If no other options are feasible, then service quality has to be cut in some way, as cost is taken out of the business.


Such pro-consumer policies happen because policymakers can claim to be protecting the consumer, much as lawmakers pass laws to be seen as “doing something” about problems. 


“Doing something,” even without a solid understanding of causal relationships, seems to happen all the time, even when it is not clear the solution will “solve” the problem, or actually creates new problems.

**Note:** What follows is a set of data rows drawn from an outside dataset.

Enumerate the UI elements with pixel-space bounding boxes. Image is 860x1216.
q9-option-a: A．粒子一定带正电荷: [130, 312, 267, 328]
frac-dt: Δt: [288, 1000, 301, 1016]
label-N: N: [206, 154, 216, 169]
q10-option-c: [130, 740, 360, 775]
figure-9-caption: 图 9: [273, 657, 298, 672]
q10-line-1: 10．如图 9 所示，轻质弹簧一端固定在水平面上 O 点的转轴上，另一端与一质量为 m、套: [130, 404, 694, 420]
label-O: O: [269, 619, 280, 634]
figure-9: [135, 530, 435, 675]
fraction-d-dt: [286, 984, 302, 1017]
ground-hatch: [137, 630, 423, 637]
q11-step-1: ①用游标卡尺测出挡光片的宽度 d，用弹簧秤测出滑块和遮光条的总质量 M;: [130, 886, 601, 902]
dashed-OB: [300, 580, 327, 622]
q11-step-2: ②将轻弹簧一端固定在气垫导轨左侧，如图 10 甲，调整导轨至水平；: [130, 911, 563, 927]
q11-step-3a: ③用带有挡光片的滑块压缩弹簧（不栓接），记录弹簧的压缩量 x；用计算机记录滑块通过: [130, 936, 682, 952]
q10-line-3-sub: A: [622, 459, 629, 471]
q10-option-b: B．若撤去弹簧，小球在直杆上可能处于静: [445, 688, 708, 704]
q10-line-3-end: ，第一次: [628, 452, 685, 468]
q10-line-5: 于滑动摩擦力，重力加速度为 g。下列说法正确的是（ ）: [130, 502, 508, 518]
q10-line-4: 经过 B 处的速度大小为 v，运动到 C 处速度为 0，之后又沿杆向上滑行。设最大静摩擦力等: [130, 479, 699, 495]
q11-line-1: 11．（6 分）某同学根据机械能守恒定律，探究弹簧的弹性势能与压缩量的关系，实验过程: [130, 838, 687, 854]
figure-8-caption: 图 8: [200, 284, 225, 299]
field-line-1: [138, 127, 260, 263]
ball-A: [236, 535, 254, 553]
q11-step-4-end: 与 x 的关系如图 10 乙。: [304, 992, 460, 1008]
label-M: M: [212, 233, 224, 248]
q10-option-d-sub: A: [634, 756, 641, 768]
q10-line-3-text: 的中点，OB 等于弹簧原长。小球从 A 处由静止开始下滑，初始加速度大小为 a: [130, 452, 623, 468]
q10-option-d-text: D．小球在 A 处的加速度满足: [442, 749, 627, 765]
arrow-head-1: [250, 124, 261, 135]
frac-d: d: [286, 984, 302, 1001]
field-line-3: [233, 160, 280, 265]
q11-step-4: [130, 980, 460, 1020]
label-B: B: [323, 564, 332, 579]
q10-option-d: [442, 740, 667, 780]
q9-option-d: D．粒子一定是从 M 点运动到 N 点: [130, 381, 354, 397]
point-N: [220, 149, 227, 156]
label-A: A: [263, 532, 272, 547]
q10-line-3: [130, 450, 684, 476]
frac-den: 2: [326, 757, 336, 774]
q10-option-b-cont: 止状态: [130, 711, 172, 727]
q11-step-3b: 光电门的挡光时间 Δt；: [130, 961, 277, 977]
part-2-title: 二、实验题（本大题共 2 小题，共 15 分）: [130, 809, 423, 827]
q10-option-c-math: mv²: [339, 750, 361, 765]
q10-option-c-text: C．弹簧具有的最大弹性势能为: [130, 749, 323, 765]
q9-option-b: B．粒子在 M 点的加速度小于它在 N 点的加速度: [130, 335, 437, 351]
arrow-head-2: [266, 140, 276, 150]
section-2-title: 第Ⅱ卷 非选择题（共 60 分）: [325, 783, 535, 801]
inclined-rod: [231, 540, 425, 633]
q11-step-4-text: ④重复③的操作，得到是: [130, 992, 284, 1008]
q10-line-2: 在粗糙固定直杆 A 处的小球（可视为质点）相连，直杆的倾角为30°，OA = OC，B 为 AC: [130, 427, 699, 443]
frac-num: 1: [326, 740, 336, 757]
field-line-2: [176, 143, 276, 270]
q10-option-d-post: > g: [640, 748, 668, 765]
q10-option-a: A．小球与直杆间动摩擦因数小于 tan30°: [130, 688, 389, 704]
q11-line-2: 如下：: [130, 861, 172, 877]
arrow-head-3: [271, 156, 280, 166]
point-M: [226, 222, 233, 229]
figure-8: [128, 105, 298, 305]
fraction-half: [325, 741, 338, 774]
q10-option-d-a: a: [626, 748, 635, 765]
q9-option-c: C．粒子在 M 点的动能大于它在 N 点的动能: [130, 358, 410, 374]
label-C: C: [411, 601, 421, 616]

Sometimes policies that are equally well-intentioned cause other problems, such as reducing living standards for citizens. As much as we might support “clean energy” policies, those programs drive up energy costs for citizens, affecting the least well off the most. 


Policy

Problem Exacerbated

Impact

Federal Sugar Program limits imports

High food prices

Artificially increases sugar prices, costing consumers up to $3.7 billion annually and disproportionately affecting the poor

Energy and Environmental Policies

High energy costs

Drives up energy prices, which disproportionately impacts low-income households

Occupational Licensing

Job market barriers

Creates unnecessary obstacles for the poor in obtaining jobs that could lift them out of poverty

Restrictive Land Use Regulations

Housing affordability

Increases housing costs, making it more difficult for low-income individuals to afford housing

Minimum Wage Laws

Job opportunities

May reduce job opportunities for low-skilled workers


Most observers could agree that occupational licensing exists at least partly for reasons of consumer protection. But those same laws also create obstacles for people who cannot afford the time or money to obtain their licenses. 


Likewise, minimum wage laws--however much we like them--also can eliminate jobs, while increasing wages for those who continue to be employed. It’s often a trade-off. Would you prefer more jobs with less-certain wage rates, or fewer jobs with higher wages? 


It is not so much a choice of “good versus bad” but which outcome one prefers. 


The point is that the Ofcom policy, intended as a consumer protection measure, will, in the face of inflation, force suppliers to find other ways of recovering higher costs. 


Often, with well-intentioned policies, it is the externalities (unintended consequences) that are the bigger issue. There, it is not so much that the particular policies failed, but that new problems were created by policy “success.”


Policy

Intended Outcome

Unintended Consequences

Prohibition (1920-1933)

Eliminate alcohol consumption

Rise of organized crime, increased corruption, black markets, and potential increase in alcohol-related health issues due to unregulated production.

War on Drugs

Reduce drug use and trafficking

Increased incarceration rates, disproportionate impact on minority communities, rise of drug cartels, and potential increase in drug-related violence.

Suburbanization Policies (Post-WWII)

Promote homeownership, economic growth

Urban decay, increased reliance on automobiles, sprawl, environmental degradation, and social isolation.

Agricultural Subsidies

Support farmers, ensure food security

Overproduction, market distortions, environmental damage, and increased food prices for consumers.

Minimum Wage Laws

Increase income for low-wage workers

Potential job losses, increased unemployment, especially among young and unskilled workers.

Price Controls (Rent Control, Price Ceilings)

Protect consumers from high prices

Shortages, decreased quality of goods and services, black markets, and disincentives for investment in housing.

Tariff and Quotas

Protect domestic industries

Higher prices for consumers, reduced consumer choice, retaliation from other countries, and potential job losses in export-oriented industries.

Welfare Programs

Provide safety net for the poor

Dependency culture, disincentive to work, increased government spending, and potential for fraud.


The new Ofcom rule might work well in times of stable and predictable inflation, as much as it will cause issues when inflation is high and unpredictable. When ISP and mobile execs plan incorrectly, business stress will result. 


As much as consumers get better price certainty, ISPs will face higher uncertainty. In an industry with little margin for error, that might be quite consequential.